Senator GRIMES —Yes, the new assets test does depend to a certain extent on self- declaration by pensioners. This Government, unlike Senator Messner, quite clearly believes the vast majority of pensioners and people in this country are, in fact, honest. Yes, there will be penalties for non-compliance. They are the same penalties which exist in the Social Security Act now. We will be introducing no new penalties. They are the same sorts of penalties which have existed in the Social Security Act since it and its predecessor, the Social Services Act, came into existence. Yes the method will be based largely on self- declaration. I ask Senator Messner to look at the papers and the statement which were produced on Friday. It will involve a value of $10,000 being put on the ordinary contents of a house. The vast majority of people with fewer assets in a house than that will not be close to the assets test limits and, therefore, will not be bothered by that factor at all. We have no intention of sending inspectors into houses to count people's personal effects, sheets, furniture, wedding rings or whatever. Valuations of property, where necessary and I point out that mostly it will be--


Senator Walters —How do you know it is necessary?

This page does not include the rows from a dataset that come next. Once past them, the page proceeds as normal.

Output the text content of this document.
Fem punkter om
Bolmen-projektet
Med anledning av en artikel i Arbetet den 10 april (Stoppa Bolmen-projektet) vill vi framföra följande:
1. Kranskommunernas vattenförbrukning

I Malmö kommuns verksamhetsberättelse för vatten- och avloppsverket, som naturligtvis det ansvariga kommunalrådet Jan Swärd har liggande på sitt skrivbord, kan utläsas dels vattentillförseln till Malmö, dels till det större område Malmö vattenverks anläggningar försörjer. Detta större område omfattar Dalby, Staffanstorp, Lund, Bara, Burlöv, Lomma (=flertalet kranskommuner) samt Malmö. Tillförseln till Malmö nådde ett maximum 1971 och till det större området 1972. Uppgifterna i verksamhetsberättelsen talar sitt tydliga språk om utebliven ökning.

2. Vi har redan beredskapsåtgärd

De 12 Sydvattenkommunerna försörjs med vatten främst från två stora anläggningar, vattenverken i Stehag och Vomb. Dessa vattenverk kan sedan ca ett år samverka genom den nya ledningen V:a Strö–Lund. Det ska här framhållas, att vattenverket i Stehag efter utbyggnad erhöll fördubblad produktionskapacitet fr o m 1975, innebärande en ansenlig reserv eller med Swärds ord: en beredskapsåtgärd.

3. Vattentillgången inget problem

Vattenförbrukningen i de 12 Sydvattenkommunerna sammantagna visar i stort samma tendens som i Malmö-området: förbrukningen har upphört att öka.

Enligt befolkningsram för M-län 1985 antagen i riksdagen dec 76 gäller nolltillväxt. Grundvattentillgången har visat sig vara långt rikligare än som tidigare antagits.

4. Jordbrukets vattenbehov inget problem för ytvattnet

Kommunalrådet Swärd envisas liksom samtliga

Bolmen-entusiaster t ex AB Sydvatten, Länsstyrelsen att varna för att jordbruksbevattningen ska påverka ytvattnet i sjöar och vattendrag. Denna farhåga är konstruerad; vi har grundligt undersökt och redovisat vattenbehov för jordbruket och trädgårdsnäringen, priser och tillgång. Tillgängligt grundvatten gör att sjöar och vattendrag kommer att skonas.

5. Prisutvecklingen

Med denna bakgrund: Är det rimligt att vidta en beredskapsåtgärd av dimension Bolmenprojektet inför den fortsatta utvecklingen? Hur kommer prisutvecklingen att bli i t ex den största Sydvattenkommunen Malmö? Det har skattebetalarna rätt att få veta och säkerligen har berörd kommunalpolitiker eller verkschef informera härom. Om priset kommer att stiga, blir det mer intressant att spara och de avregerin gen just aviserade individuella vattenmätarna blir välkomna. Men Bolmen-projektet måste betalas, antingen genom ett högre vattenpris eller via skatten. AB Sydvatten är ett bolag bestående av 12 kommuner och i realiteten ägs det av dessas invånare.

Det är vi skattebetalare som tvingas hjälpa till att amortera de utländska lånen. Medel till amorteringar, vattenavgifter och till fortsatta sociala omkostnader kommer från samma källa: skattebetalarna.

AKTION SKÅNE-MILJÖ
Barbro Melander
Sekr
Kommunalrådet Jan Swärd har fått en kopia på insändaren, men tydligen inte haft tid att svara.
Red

Senator GRIMES —We can tell if it is necessary if someone, like Senator Walters, owned a block of land in Sandy Bay and put in a value of $2,000 on it. We might just check up on that. Such valuations will be done by valuers from the Australian Taxation Office. From memory the number that will be needed initially will be 80.


Senator MESSNER —Mr President, I ask a supplementary question. The Minister did not address himself at all to the point about the pensioners who mistakenly and incorrectly fill out such forms.


Senator GRIMES —Pensioners who mistakenly incorrectly fill out the forms- pensioners of all types and members of parliament of all types frequently mistakenly incorrectly fill out forms-will, of course, not be penalised, as they are not now; nor should they be.